MARINE CORPS NEWS
JUST IN: Marine Corps Commandant Prioritizing Anti-Ship Missiles
Navy photoAhead of the release of the Pentagon's fiscal year 2022 budget request, the commandant of the Marine Corps said funding for missiles that can destroy ships is the service's "No. 1 priority.”
Investing in ground-based anti-ship missiles is part of the Corps' plan to revamp its conventional deterrence capabilities, said Gen. David Berger at the McAleese and Associates annual defense programs conference May 13.
“That's a capability that makes an adversary think twice,” he said.
The Defense Department is investing in ground-based platforms such as the Navy Marine Expeditionary Ship Interdiction System (NMESIS). Berger pointed to a demonstration of the capability on the coast of California last year when the military used a Naval Strike Missile mounted on an unmanned Joint Light Tactical Vehicle to hit a moving ship.
Capabilities like this support Force Design 2030, strategic guidance released in March of last year that recommends “sweeping changes” carried out by eliminating several legacy platforms, while adding advanced technologies such as robotics. Fewer tanks and smaller infantry battalions are also part of the plan.
“We are reorienting from a ground sustain land forces mode, which we've had to do for the nation for the past 20 years, into a naval expeditionary maritime mode,” Berger said.
This shift is driving investments in new platforms like long-range precision fires and light amphibious warships, Berger said. The Navy has said it is considering acquiring 30 to 50 of the latter, also known as LAWs. The service is targeting a per unit procurement cost of $100 million to $150 million for the vessels, according to a Congressional Research Service report, “Navy Light Amphibious Warship (LAW) Program: Background and Issues for Congress.”
Meanwhile, Force Design 2030 is gaining traction in Congress, Berger said.
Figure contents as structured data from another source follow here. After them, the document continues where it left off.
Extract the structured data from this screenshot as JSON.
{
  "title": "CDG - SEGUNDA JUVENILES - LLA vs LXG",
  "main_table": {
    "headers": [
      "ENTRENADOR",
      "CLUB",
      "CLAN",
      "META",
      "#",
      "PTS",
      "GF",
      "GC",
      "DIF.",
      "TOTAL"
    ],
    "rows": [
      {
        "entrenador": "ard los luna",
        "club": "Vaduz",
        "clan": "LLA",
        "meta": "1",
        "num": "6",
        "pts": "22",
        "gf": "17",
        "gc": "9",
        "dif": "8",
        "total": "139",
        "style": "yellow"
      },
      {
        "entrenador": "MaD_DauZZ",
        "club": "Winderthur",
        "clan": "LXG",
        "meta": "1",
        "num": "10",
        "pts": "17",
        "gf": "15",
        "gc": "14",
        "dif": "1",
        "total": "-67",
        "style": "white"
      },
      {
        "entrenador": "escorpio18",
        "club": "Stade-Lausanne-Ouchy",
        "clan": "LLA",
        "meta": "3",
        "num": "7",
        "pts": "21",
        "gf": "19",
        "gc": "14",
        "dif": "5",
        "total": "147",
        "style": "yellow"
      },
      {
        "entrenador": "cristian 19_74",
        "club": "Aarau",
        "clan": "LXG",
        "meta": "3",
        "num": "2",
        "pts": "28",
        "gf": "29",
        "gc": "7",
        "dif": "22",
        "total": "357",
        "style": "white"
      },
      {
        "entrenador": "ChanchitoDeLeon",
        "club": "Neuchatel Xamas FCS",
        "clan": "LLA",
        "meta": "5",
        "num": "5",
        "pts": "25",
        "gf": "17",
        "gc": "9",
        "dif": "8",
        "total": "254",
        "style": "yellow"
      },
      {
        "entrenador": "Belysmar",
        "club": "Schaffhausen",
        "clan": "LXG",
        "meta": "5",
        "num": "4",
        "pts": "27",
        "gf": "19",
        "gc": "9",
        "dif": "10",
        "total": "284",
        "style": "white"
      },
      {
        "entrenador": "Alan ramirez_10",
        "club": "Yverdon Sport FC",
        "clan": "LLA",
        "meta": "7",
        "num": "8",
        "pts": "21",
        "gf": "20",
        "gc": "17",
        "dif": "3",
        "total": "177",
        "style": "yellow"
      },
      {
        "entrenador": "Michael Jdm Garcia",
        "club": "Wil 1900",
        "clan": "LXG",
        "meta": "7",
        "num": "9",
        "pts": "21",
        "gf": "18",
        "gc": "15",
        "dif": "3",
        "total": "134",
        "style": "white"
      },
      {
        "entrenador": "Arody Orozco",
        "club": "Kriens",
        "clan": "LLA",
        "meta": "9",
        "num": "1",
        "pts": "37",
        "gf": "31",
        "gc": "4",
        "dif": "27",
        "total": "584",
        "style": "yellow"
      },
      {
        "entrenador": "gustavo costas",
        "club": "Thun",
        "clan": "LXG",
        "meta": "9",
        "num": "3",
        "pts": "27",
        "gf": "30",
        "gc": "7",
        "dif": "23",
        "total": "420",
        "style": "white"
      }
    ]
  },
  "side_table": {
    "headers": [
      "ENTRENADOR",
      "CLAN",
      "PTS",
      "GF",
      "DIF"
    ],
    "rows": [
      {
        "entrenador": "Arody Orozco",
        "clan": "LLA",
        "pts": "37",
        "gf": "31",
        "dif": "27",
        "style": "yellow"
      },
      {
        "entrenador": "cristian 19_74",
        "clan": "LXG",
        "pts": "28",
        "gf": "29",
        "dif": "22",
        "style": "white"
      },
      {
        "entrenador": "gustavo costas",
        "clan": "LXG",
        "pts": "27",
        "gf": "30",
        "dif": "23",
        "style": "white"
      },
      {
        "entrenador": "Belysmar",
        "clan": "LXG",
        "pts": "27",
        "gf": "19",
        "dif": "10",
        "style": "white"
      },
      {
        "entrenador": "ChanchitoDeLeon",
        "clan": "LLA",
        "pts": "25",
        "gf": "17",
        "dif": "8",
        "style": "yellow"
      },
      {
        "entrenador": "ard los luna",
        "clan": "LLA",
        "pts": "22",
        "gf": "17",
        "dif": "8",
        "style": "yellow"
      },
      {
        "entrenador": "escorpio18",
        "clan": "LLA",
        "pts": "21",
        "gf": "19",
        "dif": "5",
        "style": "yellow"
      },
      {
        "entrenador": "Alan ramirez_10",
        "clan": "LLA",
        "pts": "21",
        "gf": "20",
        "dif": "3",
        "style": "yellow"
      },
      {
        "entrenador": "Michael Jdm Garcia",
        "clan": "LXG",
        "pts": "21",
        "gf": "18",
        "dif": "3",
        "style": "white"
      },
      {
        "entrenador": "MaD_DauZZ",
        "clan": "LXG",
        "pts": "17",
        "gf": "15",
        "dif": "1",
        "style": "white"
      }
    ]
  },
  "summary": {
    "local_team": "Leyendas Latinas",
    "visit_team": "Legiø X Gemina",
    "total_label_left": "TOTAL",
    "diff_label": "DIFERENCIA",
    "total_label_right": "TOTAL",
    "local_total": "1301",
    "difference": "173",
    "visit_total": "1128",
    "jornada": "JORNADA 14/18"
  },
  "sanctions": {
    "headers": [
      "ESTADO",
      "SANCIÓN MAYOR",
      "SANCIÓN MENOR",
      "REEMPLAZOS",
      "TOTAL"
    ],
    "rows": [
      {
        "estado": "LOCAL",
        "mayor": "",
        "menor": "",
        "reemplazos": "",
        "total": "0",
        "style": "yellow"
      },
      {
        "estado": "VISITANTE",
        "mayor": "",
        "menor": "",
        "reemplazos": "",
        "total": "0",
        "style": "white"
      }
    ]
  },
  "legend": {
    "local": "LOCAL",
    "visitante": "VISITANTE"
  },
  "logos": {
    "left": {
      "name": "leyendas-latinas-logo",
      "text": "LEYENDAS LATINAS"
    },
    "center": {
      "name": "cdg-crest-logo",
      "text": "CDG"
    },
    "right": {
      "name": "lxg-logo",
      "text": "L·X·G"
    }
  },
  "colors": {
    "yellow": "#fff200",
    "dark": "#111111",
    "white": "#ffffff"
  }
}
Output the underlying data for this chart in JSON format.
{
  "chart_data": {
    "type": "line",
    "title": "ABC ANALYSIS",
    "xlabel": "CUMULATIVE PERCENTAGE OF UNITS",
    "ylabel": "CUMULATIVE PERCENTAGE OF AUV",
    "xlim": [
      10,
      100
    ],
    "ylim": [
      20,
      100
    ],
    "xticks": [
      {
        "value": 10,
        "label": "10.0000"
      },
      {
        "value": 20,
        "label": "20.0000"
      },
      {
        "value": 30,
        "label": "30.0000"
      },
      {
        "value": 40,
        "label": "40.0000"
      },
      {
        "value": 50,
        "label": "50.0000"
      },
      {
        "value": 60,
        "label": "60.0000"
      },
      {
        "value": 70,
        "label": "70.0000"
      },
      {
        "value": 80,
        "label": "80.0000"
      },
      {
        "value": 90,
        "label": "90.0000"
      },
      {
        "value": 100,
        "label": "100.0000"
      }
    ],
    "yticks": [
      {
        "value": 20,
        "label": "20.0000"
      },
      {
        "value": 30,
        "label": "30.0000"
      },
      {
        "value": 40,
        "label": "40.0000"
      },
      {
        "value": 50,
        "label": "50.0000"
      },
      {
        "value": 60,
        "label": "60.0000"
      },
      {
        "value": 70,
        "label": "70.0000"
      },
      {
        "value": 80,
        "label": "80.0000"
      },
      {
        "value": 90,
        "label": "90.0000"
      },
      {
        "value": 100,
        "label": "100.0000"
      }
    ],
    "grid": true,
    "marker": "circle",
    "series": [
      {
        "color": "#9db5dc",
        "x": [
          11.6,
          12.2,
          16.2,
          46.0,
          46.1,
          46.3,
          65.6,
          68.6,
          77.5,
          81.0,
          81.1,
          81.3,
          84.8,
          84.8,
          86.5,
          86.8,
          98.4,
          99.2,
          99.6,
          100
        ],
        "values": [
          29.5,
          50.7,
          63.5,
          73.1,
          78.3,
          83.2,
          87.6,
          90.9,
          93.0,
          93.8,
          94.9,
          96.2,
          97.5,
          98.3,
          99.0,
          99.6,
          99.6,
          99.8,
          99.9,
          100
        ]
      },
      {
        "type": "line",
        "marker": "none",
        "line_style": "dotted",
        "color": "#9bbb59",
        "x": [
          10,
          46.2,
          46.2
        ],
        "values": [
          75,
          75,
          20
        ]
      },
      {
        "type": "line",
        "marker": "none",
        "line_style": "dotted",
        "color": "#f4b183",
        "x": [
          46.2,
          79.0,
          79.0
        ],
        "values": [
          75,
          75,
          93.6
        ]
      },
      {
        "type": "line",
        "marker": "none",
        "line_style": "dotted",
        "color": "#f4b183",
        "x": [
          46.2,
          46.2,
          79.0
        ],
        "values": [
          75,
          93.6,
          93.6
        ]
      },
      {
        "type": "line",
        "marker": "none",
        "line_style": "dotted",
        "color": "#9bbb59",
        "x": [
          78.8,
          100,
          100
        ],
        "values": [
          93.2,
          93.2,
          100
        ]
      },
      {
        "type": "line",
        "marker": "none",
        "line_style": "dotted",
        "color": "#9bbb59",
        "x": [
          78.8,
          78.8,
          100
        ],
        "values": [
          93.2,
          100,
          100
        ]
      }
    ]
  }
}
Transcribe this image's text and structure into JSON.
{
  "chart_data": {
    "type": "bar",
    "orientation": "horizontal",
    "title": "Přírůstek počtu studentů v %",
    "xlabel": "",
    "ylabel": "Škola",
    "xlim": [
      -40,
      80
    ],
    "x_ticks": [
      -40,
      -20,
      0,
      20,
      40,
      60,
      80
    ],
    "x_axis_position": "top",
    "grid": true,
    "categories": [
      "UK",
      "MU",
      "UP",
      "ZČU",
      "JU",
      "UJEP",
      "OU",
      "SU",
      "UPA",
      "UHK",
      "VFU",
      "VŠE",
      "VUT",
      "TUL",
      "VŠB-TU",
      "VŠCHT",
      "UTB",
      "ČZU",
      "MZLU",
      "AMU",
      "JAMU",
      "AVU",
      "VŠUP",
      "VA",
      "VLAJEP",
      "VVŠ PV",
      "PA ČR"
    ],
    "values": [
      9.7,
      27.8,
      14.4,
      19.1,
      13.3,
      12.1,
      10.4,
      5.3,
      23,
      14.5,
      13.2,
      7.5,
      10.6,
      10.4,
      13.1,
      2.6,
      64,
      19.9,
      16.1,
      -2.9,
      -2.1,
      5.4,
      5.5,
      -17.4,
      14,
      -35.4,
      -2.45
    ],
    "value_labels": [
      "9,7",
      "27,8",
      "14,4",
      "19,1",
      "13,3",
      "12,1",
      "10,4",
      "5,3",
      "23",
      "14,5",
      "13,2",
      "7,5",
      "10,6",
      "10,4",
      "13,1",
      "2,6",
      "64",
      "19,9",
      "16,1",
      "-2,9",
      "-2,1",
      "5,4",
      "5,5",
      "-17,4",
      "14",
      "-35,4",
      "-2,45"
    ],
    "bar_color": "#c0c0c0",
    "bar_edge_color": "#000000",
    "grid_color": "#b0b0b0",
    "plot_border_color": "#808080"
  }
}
The commandant has met with several leaders of defense committees to explain the urgency of keeping pace with China.
“The current path that we're on — we have to move now, and Congress I found to be very supportive,” he said.
When asked about his written testimony to Congress that mentioned plans to arm LAWs with containerized missiles, Berger explained that adding mobility to the ships was more important than making them more lethal with munitions.
“We'll have that discussion, but it's not the primary driver today,” he said.
Another capability the service is interested in is defending against Chinese diesel electric submarines, Berger noted. But that item on the wish list takes a back seat to the other priorities listed in Design Force 2030.
“In terms of budget priorities, I wouldn't put it in a 1 to 10 list,” he said.
The Marine Corps plans to invest in unmanned systems. Berger noted that the service may add more attritable aircraft to its forces. Currently, the service is relying on more proven aircraft like the MQ-9 Reaper drone for reconnaissance support.
But service leaders are open to incorporating new capabilities and technologies "down the road" as industry continues to develop attritable aircraft, he said.
“I don't know whether that means extra squadrons, or if they will be part of the squadrons we're building now,” he said.
Berger noted that industry has an opportunity for innovation to help the Marines logistically support a more distributed force. The force of the future will operate inside adversaries' weapons engagement zones and be more mobile, he said.
“Of all the things that we're working on in the naval force, and narrowly within the Marine Corps, this is the hardest problem I think going forward: distributed logistics,” Berger said.